There has been talk of collecting all professional services under one umbrella AML supervisor for a while now, with the SRA seeking to become that body….but that was clearly not to be!  The FCA has pipped them to the post and will become the Single Professional Services Supervisor (SPSS) for AML, meaning that all law firms in scope of the Money Laundering Regulations (MLRs) will be supervised by the FCA.

The Law Society has published its thoughts on the announced changes (here) including concerns about the costs implications of implementing a single supervisor model (given legal services providers will have two supervisors going forwards – one for AML (the FCA) and one for professional conduct and other matters (e.g. the SRA)) and the risk of increased regulatory burdens for the legal sector as well as the risk of loss of legal sector-specific expertise (e.g. in relation to legal privilege).  They had argued in the consultation for separate supervisors for the legal and accountancy sectors, but it appears that the financial and public sectors preferred the SPSS route, and the government decided it made sense given The Office for Professional Body AML supervision (OPBAS) is already based within the FCA.

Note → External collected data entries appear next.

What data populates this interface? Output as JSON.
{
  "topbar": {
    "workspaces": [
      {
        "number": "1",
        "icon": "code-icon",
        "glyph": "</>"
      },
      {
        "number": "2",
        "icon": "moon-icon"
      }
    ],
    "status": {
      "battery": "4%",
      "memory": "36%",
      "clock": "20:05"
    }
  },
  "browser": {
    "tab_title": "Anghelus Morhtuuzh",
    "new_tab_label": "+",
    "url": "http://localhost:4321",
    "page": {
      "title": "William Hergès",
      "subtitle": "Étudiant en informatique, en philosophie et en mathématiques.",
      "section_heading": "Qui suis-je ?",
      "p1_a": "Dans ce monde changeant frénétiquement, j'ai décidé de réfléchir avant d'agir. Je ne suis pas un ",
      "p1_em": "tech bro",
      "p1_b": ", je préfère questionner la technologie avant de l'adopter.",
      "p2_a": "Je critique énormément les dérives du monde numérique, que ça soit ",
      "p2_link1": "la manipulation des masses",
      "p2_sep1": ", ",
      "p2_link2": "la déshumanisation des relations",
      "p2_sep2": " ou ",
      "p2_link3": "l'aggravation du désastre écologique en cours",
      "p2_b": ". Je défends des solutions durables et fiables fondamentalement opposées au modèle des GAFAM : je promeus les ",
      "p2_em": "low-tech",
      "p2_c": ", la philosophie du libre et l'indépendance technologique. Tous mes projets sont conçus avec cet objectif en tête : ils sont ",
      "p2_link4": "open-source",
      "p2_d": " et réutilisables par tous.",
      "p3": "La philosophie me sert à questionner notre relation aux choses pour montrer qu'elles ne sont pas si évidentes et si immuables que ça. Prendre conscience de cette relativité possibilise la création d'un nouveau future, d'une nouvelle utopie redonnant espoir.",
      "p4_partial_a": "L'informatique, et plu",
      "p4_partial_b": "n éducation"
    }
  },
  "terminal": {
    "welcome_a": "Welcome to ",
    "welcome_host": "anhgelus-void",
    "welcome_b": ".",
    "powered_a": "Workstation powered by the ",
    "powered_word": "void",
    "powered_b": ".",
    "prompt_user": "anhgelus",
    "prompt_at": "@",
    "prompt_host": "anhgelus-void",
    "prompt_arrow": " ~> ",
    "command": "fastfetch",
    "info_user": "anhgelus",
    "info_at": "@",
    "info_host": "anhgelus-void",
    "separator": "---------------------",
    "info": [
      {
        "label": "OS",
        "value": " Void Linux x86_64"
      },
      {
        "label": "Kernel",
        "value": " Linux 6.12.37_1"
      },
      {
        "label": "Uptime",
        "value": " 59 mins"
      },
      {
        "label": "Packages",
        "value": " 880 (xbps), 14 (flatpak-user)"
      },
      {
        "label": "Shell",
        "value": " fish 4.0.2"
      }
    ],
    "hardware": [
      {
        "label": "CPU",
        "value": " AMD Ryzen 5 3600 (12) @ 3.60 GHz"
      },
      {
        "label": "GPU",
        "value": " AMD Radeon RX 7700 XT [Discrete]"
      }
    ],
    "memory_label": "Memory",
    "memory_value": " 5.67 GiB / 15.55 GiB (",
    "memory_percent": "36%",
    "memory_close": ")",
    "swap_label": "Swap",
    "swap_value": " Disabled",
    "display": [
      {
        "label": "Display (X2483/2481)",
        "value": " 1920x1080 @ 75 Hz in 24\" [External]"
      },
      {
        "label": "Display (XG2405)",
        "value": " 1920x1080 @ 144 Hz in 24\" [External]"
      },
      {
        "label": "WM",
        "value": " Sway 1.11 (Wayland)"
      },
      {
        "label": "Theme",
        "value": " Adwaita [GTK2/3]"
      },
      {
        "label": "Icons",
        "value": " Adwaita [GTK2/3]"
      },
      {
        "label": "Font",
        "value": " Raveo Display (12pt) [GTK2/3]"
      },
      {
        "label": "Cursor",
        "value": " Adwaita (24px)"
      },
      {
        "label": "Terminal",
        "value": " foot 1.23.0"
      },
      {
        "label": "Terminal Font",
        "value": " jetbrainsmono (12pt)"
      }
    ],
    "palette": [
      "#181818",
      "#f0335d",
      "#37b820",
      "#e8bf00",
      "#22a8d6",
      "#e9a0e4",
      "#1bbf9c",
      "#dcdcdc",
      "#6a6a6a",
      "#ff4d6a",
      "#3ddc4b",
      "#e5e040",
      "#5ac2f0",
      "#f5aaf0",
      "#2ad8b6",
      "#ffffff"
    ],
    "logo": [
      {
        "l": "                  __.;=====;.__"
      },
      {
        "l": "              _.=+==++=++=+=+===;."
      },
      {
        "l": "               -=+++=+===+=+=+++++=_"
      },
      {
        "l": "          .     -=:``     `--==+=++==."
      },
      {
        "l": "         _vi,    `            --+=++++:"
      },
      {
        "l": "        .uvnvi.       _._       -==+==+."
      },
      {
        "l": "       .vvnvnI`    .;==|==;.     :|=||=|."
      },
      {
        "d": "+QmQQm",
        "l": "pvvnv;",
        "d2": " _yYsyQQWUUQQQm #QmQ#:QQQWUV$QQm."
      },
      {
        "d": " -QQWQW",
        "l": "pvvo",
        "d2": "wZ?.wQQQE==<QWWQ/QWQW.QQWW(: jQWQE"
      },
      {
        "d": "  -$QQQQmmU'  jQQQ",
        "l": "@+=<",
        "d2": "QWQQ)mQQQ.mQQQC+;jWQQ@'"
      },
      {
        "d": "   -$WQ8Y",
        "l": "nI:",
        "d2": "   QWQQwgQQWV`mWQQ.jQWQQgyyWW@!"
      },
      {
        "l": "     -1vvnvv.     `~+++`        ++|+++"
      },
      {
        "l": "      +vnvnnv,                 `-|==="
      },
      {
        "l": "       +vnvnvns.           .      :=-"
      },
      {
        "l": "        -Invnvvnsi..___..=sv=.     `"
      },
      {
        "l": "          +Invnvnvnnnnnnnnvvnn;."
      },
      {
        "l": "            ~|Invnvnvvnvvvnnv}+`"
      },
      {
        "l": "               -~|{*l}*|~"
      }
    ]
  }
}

Timing-wise, there is nothing concrete in place, with the reform being subject to “the passage of enabling legislation, confirmation of funding arrangements, and development of a detailed transition and delivery plan”.  When there will be parliamentary time for this is currently unknown. The next step is for the government to publish a separate consultation on the powers that the SPSS should have in early November. They have also promised to publish “in due course” an impact assessment, including estimated costs and benefits in particular to address concerns about the costs associated with duplication of supervision for the legal sector, such as registration processes, fee payments and provision of information.

Key takeaways

  • Firms’ obligations under the MLRs are not changing so keep those Firm Wide Risk Assessments and AML policies and procedures up to date and followed on the ground! The consultation response says, “Firms that are already compliant should not need to make changes to their AML/ CTF controls”.
  • Firms that are not compliant should take immediate steps (if you weren’t already) to do so as “the FCA will be equipped to take strong enforcement action where it is necessary”. Don’t think that the FCA is going to be softer than the SRA!
  • While we await further guidance, firms must remain compliant with current SRA guidance and expectations.
  • This is a new frontier….whether we will be looking back at the SRA supervision through rose-tinted glasses is yet to be seen! Inevitably it will be a big change for law firms, with the FCA being a very different beast to the SRA. What it will mean in practice will become clearer over time. Watch this space for news on guidance for the transition period and updates to the Legal Sector Affinity Group (LSAG) guidance.